The core of the EURES network is a computerised databank providing information on transnational job and recruitment opportunities, as well as information on living and working conditions in the countries of the Union, from accommodation to contract law and taxation. The European Commission ensures the coordination of the network. EURES serves both as an employment service at the scale of Europe, having as task to inform, counsel and place job seekers on the territory of the European Economic Area, and as a forum for the examination, at operational level, of all questions relating to employment in Europe. By encouraging trans-border recruitment and acquisition of qualifications, this network makes a real contribution to the creation of a European labour market. More than half a million people seek the EURES services every year. The EURES internet site on the Europa server is a key source of information for job-seekers and employers as regards living and working conditions in the different Member States, providing access to the EURES database of job vacancies (around 10 000) and links to all the Internet sites of the participating public employment services.
To facilitate the mobility of workers within the EC/EU it was also necessary to ensure and encourage the education of the children of migrant workers. That was achieved in a Council Directive, which obliges the Member States to treat the children of migrant workers in the same way as the children of national workers, including as regards the aid granted by the public authorities to school pupils and to students [Directive 77/486]. Two Council Resolutions on school provision for gypsy and traveller children and on school provision for children of occupational travellers respectively, provide for measures to be taken by the EU and the Member States to resolve the specific problems of those poorly educated people.
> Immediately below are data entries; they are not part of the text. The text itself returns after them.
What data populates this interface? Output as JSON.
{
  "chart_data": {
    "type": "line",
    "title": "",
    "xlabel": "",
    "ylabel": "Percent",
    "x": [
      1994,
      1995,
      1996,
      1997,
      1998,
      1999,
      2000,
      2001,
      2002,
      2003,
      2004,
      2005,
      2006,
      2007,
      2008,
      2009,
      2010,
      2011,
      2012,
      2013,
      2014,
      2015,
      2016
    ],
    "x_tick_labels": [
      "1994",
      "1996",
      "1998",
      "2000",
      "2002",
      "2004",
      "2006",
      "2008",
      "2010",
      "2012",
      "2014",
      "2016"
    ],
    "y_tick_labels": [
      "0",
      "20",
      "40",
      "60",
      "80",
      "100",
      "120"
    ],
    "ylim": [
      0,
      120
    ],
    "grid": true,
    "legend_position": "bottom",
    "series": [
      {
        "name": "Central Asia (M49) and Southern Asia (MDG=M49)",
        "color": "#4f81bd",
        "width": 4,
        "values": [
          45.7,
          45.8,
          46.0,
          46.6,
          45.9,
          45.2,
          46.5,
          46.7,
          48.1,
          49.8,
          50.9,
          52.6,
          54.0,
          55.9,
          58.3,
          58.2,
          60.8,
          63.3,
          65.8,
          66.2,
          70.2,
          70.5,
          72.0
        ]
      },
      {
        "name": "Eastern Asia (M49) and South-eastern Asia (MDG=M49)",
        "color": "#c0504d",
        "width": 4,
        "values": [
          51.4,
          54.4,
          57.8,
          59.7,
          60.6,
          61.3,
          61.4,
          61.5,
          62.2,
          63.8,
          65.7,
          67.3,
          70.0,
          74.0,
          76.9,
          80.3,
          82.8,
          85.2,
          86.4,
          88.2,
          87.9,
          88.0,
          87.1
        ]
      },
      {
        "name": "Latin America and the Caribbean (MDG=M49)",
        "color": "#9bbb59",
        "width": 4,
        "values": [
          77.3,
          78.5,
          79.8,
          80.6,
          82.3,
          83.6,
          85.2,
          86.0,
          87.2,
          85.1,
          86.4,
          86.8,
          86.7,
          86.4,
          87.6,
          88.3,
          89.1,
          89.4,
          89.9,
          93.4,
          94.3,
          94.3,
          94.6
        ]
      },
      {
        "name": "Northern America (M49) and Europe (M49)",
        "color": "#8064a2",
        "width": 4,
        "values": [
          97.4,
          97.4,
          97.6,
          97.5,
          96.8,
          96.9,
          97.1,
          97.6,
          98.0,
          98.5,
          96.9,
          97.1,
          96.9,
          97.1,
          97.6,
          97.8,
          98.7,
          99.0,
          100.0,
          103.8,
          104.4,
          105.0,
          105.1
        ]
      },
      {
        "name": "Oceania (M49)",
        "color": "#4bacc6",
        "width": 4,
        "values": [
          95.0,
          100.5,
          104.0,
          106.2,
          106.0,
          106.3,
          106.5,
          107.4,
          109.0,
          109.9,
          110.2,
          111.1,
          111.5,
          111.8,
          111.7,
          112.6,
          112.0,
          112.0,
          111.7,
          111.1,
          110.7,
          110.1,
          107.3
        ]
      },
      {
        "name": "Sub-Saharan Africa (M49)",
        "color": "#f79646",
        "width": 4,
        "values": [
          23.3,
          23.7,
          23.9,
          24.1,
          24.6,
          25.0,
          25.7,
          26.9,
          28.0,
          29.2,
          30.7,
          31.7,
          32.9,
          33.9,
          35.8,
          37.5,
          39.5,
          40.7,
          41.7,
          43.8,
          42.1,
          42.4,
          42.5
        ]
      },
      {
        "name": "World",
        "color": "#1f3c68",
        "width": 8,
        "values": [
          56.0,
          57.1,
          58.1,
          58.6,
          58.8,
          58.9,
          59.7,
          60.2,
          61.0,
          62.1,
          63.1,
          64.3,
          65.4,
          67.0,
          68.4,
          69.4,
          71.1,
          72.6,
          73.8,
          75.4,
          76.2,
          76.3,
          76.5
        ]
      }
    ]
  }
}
Concerning sickness insurance, the Court of Justice has established that, when an insured person has been authorised by the competent institution to go to another Member State for treatment, the institution of the place where the treatment is provided is required to provide him with benefits in kind in accordance with the rules on assumption of the costs of health care which the latter administers, as if the person concerned were registered with it [Case C-368/98]. An authorisation can be refused on the ground of lack of medical necessity, only if the same or equally effective treatment can be obtained without undue delay at an establishment having a contractual arrangement with the insured person's sickness insurance fund [Case C-157/99].